High-performance Chinese text conversion (Simplified ↔ Traditional), segmentation and keyword extraction powered by Rust, PyO3, Jieba and OpenCC lexicons.
Project description
opencc_jieba_pyo3
opencc_jieba_pyo3 is a Python extension module powered
by Rust, Jieba and PyO3, providing
fast and accurate conversion between different Chinese text variants
using opencc-jieba-rs and OpenCC
algorithms.
Features
- Convert between Simplified, Traditional, Hong Kong, Taiwan, and Japanese Kanji Chinese text.
- Fast and memory-efficient, leveraging Rust's performance.
- Easy-to-use Python API.
- Supports punctuation conversion and automatic text code detection.
- Chinese word (Both Traditional and Simplified) segmentation (Jieba).
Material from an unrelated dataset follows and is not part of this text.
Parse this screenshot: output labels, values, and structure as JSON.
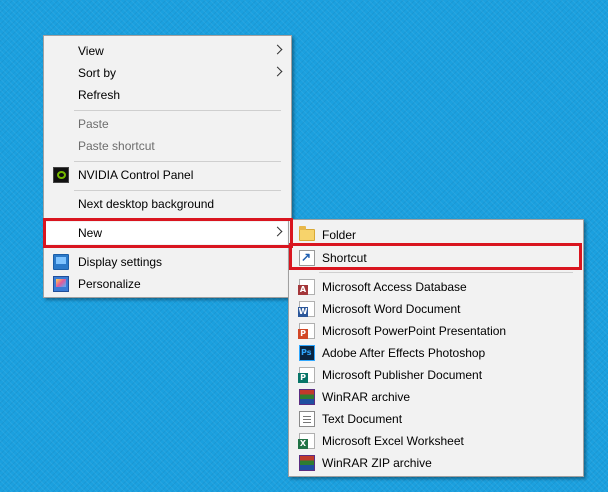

- Keyword extraction (TF-IDF, TextRank).
- Utility functions for punctuation handling and language detection.
🔁 Supported Conversion Configs
| Code | Description |
|---|---|
s2t |
Simplified → Traditional |
t2s |
Traditional → Simplified |
s2tw |
Simplified → Traditional (Taiwan) |
tw2s |
Traditional (Taiwan) → Simplified |
s2twp |
Simplified → Traditional (Taiwan) with idioms |
tw2sp |
Traditional (Taiwan) → Simplified with idioms |
s2hk |
Simplified → Traditional (Hong Kong) |
hk2s |
Traditional (Hong Kong) → Simplified |
t2tw |
Traditional → Traditional (Taiwan) |
tw2t |
Traditional (Taiwan) → Traditional |
t2twp |
Traditional → Traditional (Taiwan) with idioms |
tw2tp |
Traditional (Taiwan) → Traditional with idioms |
t2hk |
Traditional → Traditional (Hong Kong) |
hk2t |
Traditional (Hong Kong) → Traditional |
t2jp |
Japanese Kyujitai → Shinjitai |
jp2t |
Japanese Shinjitai → Kyujitai |
Installation
Build and install the Python wheel using maturin:
# In project root
maturin build --release
pip install ./target/wheels/opencc_jieba_pyo3-<version>-cp<pyver>-abi3-<platform>.whl
Or for development:
maturin develop -r
See BUILD.md for detailed build and install instructions.
Usage
Python
from opencc_jieba_pyo3 import OpenCC
text = "“春眠不觉晓,处处闻啼鸟。”"
segment_text = "我独自来到无人海岸线"
opencc = OpenCC("s2t")
converted = opencc.convert(text, punctuation=True)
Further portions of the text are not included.